Looking back on my drinking days, there are several things that I was missing that kept me where I was. In my self-reliance I was missing God, true connectivity with others, the ability to follow through, self-love and respect, and ultimately my purpose for being. Without purpose, what was the point following through? Without purpose, what was the point of trying to better myself? Without purpose, what did I have to offer other people in relationships? Without purpose, why believe in a God who would place an empty shell of a being on his good earth? … In my mind I had absolutely nothing to offer, nothing to believe in, and no reason to better myself, because I didn’t see myself as worthy or a good investment.
Purpose came to me slowly through the program of AA, in a beautiful sneaky way where I didn’t even know it was happening. At first, my purpose was to do my part in treatment- to participate, heal, and better myself so that I could be safe out in the world. When I was reintroduced to the real world, my purpose was to greet people at the doors of meetings, to make coffee, to be there for people who had less time than me, to be a good daughter and sister, to be a good employee as a dog-washer at PetSmart, and to clean a yoga studio in exchange for yoga classes. I didn’t have a car or much money, but I had purpose- the smallest things helped me to rise above my darkened past. I had goals with purpose behind them- giving me the ability and strength to follow through for once in my life. Those purposeful opportunities snowballed into larger ones.

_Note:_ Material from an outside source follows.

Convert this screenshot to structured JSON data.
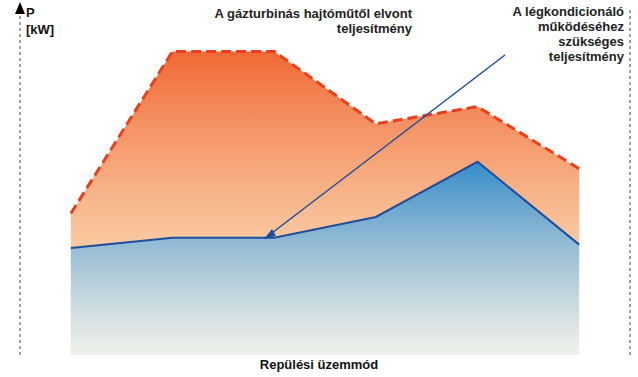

Through my service work at a yoga studio, I attained a scholarship to become a yoga teacher and began teaching in treatment centers and for the Sherriff’s Department, offering peace and serenity to others when in the past I was only capable of taking peace and serenity away. I ran a business for 7 years that was based on the principles of recovery. Eventually, I became a nurse, and my journey continues in school as I am working toward my Masters Degree. Recently, becoming a mother has added a whole new wonderful and complicated layer of purpose… in every aspect of my life I can find purpose buried underneath the surface, whereas before I was existing with no destination or reason in sight in the journey. Now, the darkness of being an alcoholic has meaning and huge purpose in my life – out of the flames I arose into who I became, and I can proudly say that I am a recovering alcoholic, one day at a time.
Purpose doesn’t have to be singular. It can change from moment to moment. I feel that by being present in every moment, that a purpose can be found, whether it be working hard toward a goal, doing my best to be a good nurse, taking a self-care break, hitting a meeting, working with a sponsee, or feeding my kid some spaghetti and finding joy in the mess… it all matters to build a balance in a happy and content life.